The Last Movie is a 1971 American metafictional drama film directed by and starring Dennis Hopper. It was written by Stewart Stern, based on a story by Hopper and Stern, and features an extensive supporting cast including Stella Garcia, Don Gordon, Peter Fonda, Sam Fuller, Kris Kristofferson (in his film debut), Michelle Phillips, Dean Stockwell, Russ Tamblyn and Tomas Milian. The plot follows a disenfranchised stuntman (Hopper), who begins a filmmaking-centric cargo cult among Peruvian natives after going into self-imposed exile.

Greenlit after the success of Hopper's previous film Easy Rider, Universal Pictures gave the director/star complete creative control over the project, which was budgeted at $1 million and was shot in Peru. Hopper only loosely followed the script by Stern, filming hours upon hours of footage built around friends whom he invited to the set, including his frequent collaborators Fonda and Basil. The film's elongated post-production came from Hopper's constant editing and re-editing of the film while suffering from the effects of his drug habit, leading to allegations of self-sabotage and missing the film's initial deadline to deliver a final cut by nearly six months.

Despite high expectations, including a well-received screening at the 1971 Venice International Film Festival, the film was a critical and financial disaster. Dissatisfied with the finished product, Universal Pictures gave the film a staggered, limited release under multiple alternative titles. Its poor reception led to Hopper's self-imposed exile from Hollywood for several years, barely starring in any film until Francis Ford Coppola hired him for Apocalypse Now (1979), not directing another film until Out of the Blue (1980), and never writing another film again. In the decades since its release, it has undergone a critical reappraisal and has become a cult classic.
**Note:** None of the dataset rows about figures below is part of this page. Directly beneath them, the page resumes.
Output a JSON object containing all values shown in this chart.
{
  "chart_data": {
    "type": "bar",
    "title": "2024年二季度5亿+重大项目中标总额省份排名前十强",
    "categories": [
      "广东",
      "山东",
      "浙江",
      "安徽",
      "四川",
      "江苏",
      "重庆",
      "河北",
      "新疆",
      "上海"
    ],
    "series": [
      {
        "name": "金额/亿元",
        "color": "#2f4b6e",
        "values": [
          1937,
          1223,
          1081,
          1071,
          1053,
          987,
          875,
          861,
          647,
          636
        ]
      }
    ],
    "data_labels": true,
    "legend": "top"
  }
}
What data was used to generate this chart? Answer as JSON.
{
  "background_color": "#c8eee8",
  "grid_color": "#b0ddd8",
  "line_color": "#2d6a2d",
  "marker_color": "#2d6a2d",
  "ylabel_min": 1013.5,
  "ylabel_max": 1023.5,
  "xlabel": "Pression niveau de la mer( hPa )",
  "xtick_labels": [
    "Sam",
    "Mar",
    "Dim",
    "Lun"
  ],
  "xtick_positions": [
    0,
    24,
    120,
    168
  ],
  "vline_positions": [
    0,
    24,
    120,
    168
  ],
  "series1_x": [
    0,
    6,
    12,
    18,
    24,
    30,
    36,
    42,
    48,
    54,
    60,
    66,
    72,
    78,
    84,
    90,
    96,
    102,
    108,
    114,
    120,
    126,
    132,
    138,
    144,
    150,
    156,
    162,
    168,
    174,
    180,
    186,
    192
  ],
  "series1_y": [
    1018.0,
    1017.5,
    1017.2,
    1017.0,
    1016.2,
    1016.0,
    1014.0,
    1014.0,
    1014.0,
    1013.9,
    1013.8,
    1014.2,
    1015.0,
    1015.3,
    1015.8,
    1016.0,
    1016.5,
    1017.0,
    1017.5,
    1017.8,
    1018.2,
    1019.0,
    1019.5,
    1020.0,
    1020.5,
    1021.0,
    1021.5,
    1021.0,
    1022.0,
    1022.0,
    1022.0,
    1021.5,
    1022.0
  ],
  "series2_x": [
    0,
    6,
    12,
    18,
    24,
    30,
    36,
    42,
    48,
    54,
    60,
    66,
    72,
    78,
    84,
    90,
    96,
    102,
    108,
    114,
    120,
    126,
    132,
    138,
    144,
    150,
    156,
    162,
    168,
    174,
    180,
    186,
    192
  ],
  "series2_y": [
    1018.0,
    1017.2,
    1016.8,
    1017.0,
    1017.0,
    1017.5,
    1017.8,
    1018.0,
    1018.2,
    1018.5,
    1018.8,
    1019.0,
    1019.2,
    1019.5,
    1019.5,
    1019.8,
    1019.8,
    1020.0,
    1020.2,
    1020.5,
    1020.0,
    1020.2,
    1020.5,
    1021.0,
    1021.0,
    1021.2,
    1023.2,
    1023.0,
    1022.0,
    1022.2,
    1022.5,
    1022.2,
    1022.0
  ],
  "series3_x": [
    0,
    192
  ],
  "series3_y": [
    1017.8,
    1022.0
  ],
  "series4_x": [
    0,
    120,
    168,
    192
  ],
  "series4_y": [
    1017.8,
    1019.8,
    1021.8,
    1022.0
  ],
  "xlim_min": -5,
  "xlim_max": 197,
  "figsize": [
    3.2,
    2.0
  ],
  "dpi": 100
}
Kansas is a stunt coordinator in charge of horses on a western being shot in a small Peruvian village. Following a tragic incident on the set where an actor is killed while doing a stunt, he decides to quit the movie business and stay in Peru with a local woman. He thinks he has found paradise, but is soon called in to help in a bizarre incident: the Peruvian natives are "filming" their own movie with "cameras" made of sticks, and acting out real western movie violence, as they do not understand movie fakery.

The film touches on the ideas of fiction versus reality, especially in regards to cinema. The movie is presented in a way that challenges the viewer's traditional cinematic understanding of storytelling, by presenting the story in a non-chronological fashion, and by including several devices typically only seen behind the scenes of film-making (rough edits and "scene missing" cards), and the use of jarring jump cuts.

Hopper later said he got the idea for the film when making The Sons of Katie Elder in Mexico. He says he came up with the story and got Stewart Stern to write the script; Stern had written Rebel Without a Cause, in which Hopper played a small role. Hopper said, "I had time to fantasize as to what would happen when we left this village, leaving behind all the movie set fronts built on their existing adobe houses and church. ... I wanted to use film as film; I wanted to keep saying, you're really just watching a movie."

Hopper tried for several years to secure financing for the film, intending it to be his directorial debut.

In July 1966 The New York Times reported that record producer Phil Spector would help make the movie with Hopper. "It will be an art movie," said Spector. "I am an admirer of Truffaut, Stanley Kubrick, Fellini. It'll be in that tradition. Hollywood needs that kind of movie." Filming was to start in Mexico on 15 September with Haskell Wexler doing cinematography.